Tous les six ans, un ordre ancien de combattants experts en jiu-jitsu doit affronter un envahisseur extraterrestre impitoyable nommé Brax pour sceller le destin de la Terre. Lorsque Jake Barnes, le champion de l'humanité, refuse le combat et s'enfuit, il est victime d'amnésie après une lourde chute. Recueilli par un groupe de soldats d'élite d'arts martiaux dirigé par le mystérieux et excentrique Wylie, Jake doit rapidement retrouver la mémoire et ses compétences de tueur. Ensemble, ils vont devoir utiliser toutes leurs forces physiques pour éliminer la menace alien au cœur de la jungle.
Le film est l'adaptation directe de la bande dessinée éponyme de 2017 co-écrite par le réalisateur Dimitri Logothetis lui-même. L'idée originelle était de ressusciter l'esprit des films d'action de science-fiction des années 1980 comme Predator ou Mortal Kombat en y insufflant des chorégraphies d'arts martiaux ultra-modernes. Logothetis a eu l'inspiration d'associer un casting international de véritables experts en combat physique à la folie cinématographique légendaire de Nicolas Cage. Le projet a été conçu comme une série B totalement assumée, nerveuse et visuellement percutante.

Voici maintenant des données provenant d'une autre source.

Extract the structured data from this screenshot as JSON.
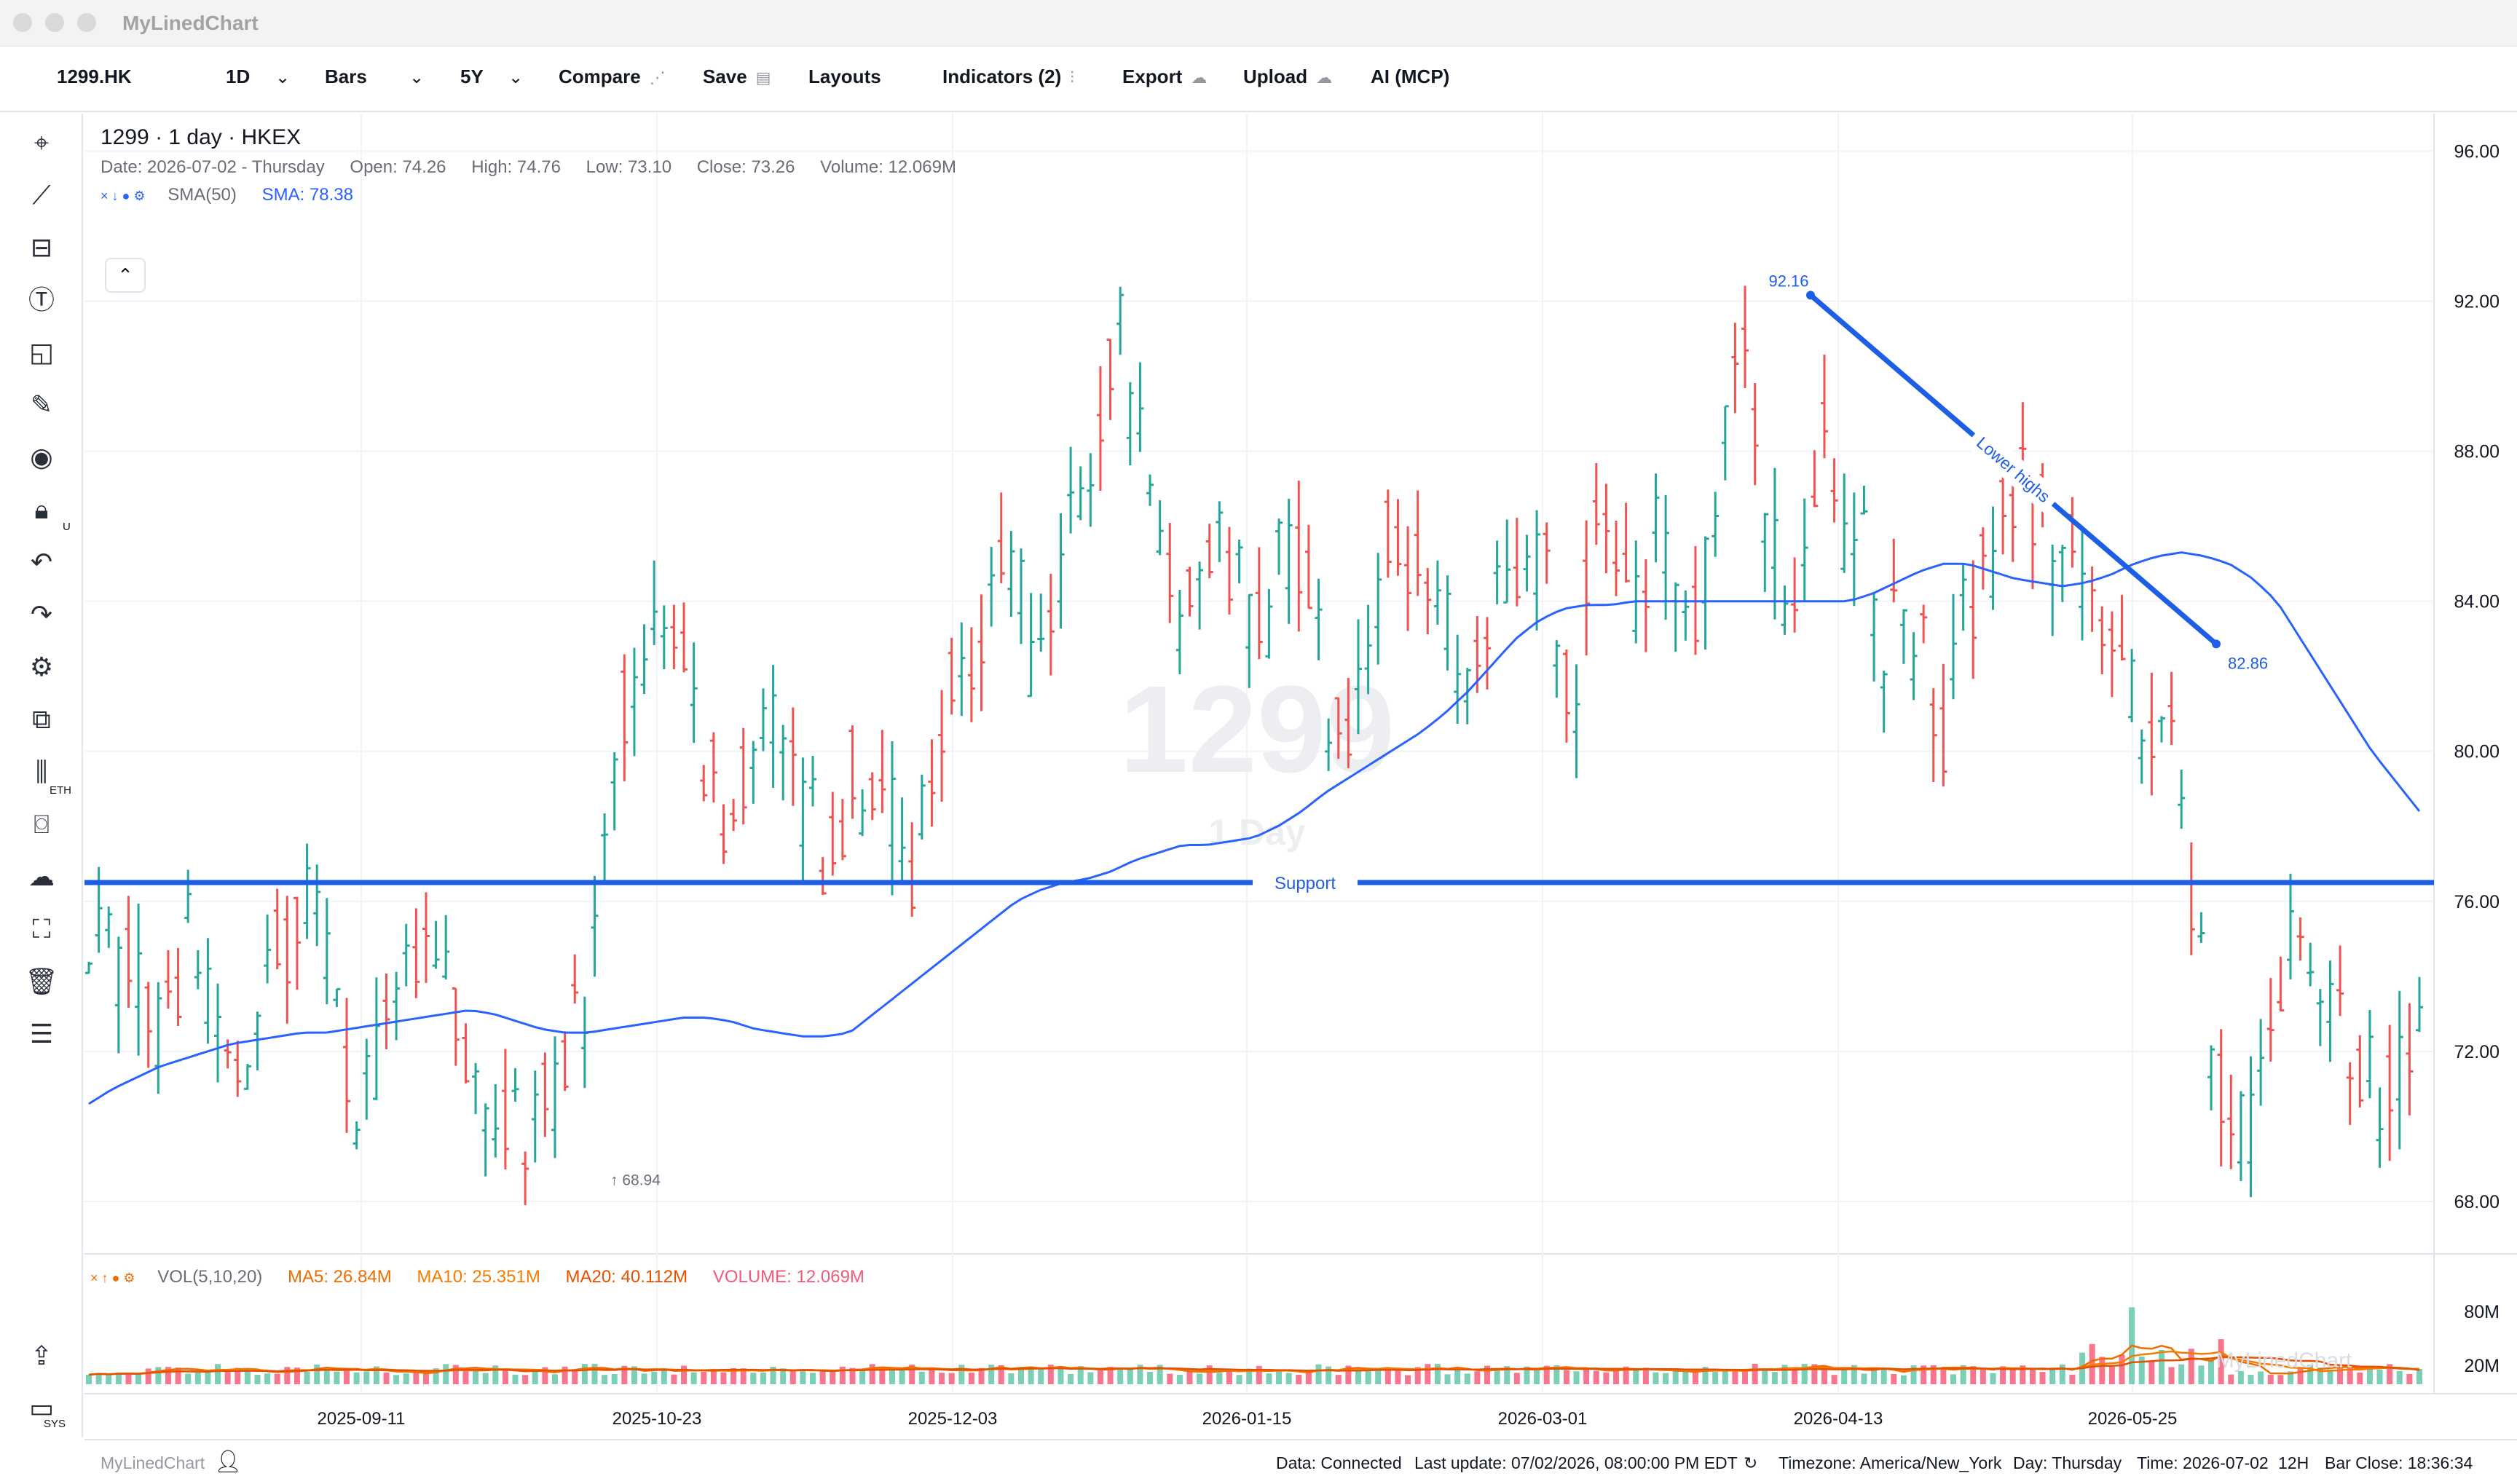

Les critiques professionnelles ont accueilli le film avec beaucoup de sévérité, pointant du doigt les faiblesses évidentes du scénario, des effets spéciaux numériques parfois approximatifs et des dialogues nanardesques. Cependant, de nombreux journalistes spécialisés dans le cinéma d'action ont salué la générosité des combats, le montage survolté et la prestation complètement déjantée de Nicolas Cage en ermite fou. Du côté du public, le long-métrage s'est imposé comme un plaisir coupable divertissant pour les amateurs de nanars d'action décérébrés. Les spectateurs ont loué la virtuosité des scènes de combat chorégraphiées par des légendes comme Tony Jaa. Bien que la réception globale soit faible, le film a trouvé son public sur le marché du streaming et de la vidéo. Il n'a obtenu aucune distinction majeure mais reste un cas d'école de divertissement absurde.
Dimitri Logothetis s'est grandement inspiré de l'esthétique des bandes dessinées et des jeux vidéo de combat pour réaliser ses prises de vues à la première personne. Le tournage s'est déroulé presque entièrement dans les décors naturels et exotiques de l'île de Chypre, qui offrait d'importants avantages fiscaux pour la production. Une anecdote de tournage mémorable concerne Nicolas Cage, qui a tenu à réaliser lui-même une grande partie de ses scènes de combat à l'épée, impressionnant l'équipe par son agilité. Le casting initial a été choisi pour réunir des stars du cinéma d'action mondial afin d'assurer une authenticité physique totale lors des affrontements à l'écran.
Le film survole les thèmes classiques de la prophétie ancestrale, du devoir guerrier et du sacrifice pour sauver l'humanité. Il aborde de manière superficielle la perte de mémoire et la quête d'identité à travers l'entraînement physique intensif et le dépassement de soi face à un ennemi supérieur technologiquement.
La fin du film montre Jake Barnes retrouver la plénitude de ses capacités martiales et s'allier avec Wylie pour porter le coup fatal à l'extrémiste Brax. Ils parviennent à renvoyer la créature à travers son portail interdimensionnel à l'aide d'explosifs et de techniques de jiu-jitsu ancestrales, sauvant la Terre pour les six prochaines années jusqu'au retour inévitable du cycle.
Le titre fait référence à l'art martial japonais traditionnel utilisé par les guerriers de la Terre comme seule arme efficace capable de percer l'armure de l'envahisseur extraterrestre.
Le film alimente régulièrement les compilations vidéo sur Internet dédiées aux rôles les plus excentriques et mémorables de la carrière récente de Nicolas Cage.
Predator de John McTiernan, Mortal Kombat de Paul W. S. Anderson, Outcast de Nick Powell.